Recently, small businesses that did not have a disaster relief or exit strategy have been hit particularly hard because their low margins don’t have much room for error, Gutierrez explained.

“A lot of small businesses that had not set up any type of savings plan for their business, this obviously was very detrimental to them. “

While not sure exactly when other relief programs will begin, Gutierrez said small businesses should keep tabs on and get in touch with their team of eight at SBA Connecticut.

“If this isn’t the right program for you, that’s okay, there will be more programs to come. “

New businesses are coming to town

The pandemic hasn’t scared off new business owners.

In Connecticut, near 23,000 new companies were registered in 2020, with the highest figures in real estate, followed by retail.

At Brookfield, community development specialist Greg Dembowski said he has continued to see new businesses start up over the past 18 months.
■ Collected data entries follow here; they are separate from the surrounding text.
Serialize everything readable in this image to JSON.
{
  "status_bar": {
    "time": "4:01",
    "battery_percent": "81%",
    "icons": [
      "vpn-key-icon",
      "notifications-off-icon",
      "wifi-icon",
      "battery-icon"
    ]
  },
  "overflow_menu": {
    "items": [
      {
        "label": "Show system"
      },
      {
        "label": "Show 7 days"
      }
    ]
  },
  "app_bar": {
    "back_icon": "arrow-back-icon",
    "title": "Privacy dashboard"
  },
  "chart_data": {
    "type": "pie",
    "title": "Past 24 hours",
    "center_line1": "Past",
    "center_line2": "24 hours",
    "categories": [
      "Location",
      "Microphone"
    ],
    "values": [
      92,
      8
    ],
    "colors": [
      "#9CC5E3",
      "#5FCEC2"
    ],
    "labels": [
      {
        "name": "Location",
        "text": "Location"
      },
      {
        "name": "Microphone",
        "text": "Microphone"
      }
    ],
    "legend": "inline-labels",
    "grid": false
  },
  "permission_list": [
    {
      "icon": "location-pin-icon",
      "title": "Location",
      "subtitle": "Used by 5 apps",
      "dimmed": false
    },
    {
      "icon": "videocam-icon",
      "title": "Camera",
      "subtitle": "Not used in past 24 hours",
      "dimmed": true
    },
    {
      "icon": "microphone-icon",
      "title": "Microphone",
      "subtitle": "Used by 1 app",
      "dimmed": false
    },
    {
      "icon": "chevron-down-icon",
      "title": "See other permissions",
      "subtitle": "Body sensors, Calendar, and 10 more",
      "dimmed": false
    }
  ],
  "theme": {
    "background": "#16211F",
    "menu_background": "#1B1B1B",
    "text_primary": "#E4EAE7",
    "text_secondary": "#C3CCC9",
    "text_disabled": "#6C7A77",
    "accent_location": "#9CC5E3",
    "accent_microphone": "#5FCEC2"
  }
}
He has also seen several companies continue to succeed in stressful financial and labor markets.

“I was amazed at how resilient some businesses in the city have been,” he said, adding that not all had been so lucky, including the restaurant Panchos & Gringos and Cantina, which closed in 2020. “It was actually a pleasant surprise at how well I think Brookfield has done in the year and a half.

Pauline Assenza, professor of management at the Ancel School of Business at Western Connecticut State University, has noticed the same trend.

“There hasn’t been a rise but neither has there been a slowdown,” she said of the new startups.

Yet the impact is there. As of March 2020, the state was home to more than 8,000 restaurants that employed around 160,000 residents, according to the Connecticut Restaurant Relief Fund. After stopping, more than 600 restaurants have gone bankrupt.

“We continue to see closures every week,” the fund’s website says.

Dembowski has heard talks about carving out a portion of Brookfield’s $ 5.3 million US bailout fund to help small businesses.

Locally, the city came together last Christmas to help small businesses as well, raising around $ 2,000 to distribute to businesses that decorated their storefronts.

“It’s not a lot of money, but it shows how much Brookfield cared about helping our small businesses. “

To continue

Small businesses have long been the heart and soul of small Connecticut towns like Brookfield. They are owned and managed by neighbors, family members and friends. The closure of a restaurant or store has a ripple effect on the community, both economically and socially.

“So when we say we’re helping small businesses, we’re really helping ourselves,” Dembowski said.

Even through a summer kitchen fire and continued financial stress, Attonito refuses to give up.

“I think this place has so much potential,” he said. “I want to be where the teams come to celebrate. We want to be that favorite place for the community. I want the kids who come here now to bring their kids here to play mini-golf.

Last Saturday the restaurant was busy and Attonito took his 9-year-old son with him to work. While his son helped out with small tasks, Attonito said he hoped that in many years he would be able to take over the business on his own.

For now, he’s only focused on keeping his doors open.